Наверное, это глупо звучит. Зато чистая правда. Я легко могу представить маленьким Пашу или Каткова. Догадываюсь, каким деятельным и добрым ребенком была Марина. А вот Рауде…
Этот мужчина так качественно обтесал себя, вытравил из образа любые намеки на слабость, что кажется вечным взрослым. Таким застрявшим во времени Бенджамином Баттоном («Загадочная история Бенджамина Баттона» — художественный фильм Дэвида Финчера).
— Родители погибли, когда мне было двенадцать. Тогда резко пришлось стать взрослым. Наверное, поэтому такое впечатление.
— Тебя забрал кто-то из родственников? Или… — слово «детдом» застревает в горле.
— Тетка взяла опеку над Алей. Сестре было семь. В детдоме ей было бы сложно.
— А ты?..
Дико хочется подняться и обнять его.
— Я справился. Пару лет перекантовался в интернате, а потом пробился в музыкальный лицей. Там было свое общежитие, кухня и вполне вменяемые педагоги.
— Мама оказалась права? Музыка пригодилась тебе больше.
— Почти, — однобоко улыбается Лео. — Пригодилось все. Но благодаря музыке не нужно было ломать голову над будущей специальностью.
— А бизнес? Ты ушел в него после женитьбы на Ирме?
Арина Милославская, стилист продюсерского центра, еще пять лет назад рассказала мне трогательную историю о музыканте, бросившем свое призвание ради денег.
Тогда мне было больно за Рауде. Он оставил то, что любил и в чем был талантлив. Сейчас…
В Лео столько силы и могущества, сколько не вынес бы ни один музыкант.
— Это был брак голодранца с улицы и банкирской принцессы.
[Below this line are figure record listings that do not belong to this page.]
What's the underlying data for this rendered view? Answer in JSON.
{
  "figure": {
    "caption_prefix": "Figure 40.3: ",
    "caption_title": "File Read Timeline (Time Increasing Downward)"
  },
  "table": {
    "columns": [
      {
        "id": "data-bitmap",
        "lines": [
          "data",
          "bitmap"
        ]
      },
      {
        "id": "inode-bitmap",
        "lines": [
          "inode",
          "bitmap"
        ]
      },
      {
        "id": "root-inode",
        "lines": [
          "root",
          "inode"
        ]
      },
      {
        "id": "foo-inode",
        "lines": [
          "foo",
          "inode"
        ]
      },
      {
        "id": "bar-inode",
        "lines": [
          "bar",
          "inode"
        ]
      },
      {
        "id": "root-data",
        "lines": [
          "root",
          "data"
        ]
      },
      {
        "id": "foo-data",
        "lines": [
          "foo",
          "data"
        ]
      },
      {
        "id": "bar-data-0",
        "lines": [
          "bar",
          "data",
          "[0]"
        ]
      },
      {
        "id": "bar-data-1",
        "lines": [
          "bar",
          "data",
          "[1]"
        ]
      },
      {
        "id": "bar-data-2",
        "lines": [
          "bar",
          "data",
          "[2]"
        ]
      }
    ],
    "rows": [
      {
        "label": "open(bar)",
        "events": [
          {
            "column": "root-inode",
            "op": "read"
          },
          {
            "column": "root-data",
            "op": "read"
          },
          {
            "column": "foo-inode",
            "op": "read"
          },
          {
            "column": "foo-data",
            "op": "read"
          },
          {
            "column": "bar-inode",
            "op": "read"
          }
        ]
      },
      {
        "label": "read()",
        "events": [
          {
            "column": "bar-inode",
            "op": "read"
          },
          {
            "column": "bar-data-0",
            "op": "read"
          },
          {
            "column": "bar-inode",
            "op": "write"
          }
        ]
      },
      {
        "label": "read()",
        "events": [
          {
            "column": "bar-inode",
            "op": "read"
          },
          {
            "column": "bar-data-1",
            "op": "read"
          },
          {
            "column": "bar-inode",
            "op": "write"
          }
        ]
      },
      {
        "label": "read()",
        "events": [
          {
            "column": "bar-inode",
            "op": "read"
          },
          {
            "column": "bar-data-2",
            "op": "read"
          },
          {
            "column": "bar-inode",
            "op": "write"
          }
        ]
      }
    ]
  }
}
Родители Ирмы сделали все, чтобы не допустить нашей свадьбы. Я даже в обезьяннике с бомжами пару дней отсидел. А когда мы все же расписались, семья перешла к плану «Б».
— Они пригласили вас жить вместе с ними? — Меня аж передергивает от собственной гипотезы.
— Возможно, тогда бы мы точно развелись. — С досадой цокает языком Лео. — Нет, они оказались менее коварны.
— Неужели лишили Ирму средств?
— Они заблокировали все ее карты. Продали квартиру, в которой мы жили. И забрали все ценные подарки. После такого раскулачивания у нее не было даже телефона.
— Жестоко. — Поглубже закапываюсь в свое одеяло.
— Сказала девушка, которая жила в дешевом хостеле в одной комнате с проститутками и зарабатывала на учебу уборкой чужих домов. — Лицо Лео становится серьезным.
— Я никогда не была банкирской дочкой, — жму плечами. — Я не падала.
— Наверно… — Лео повторяет проигрыш.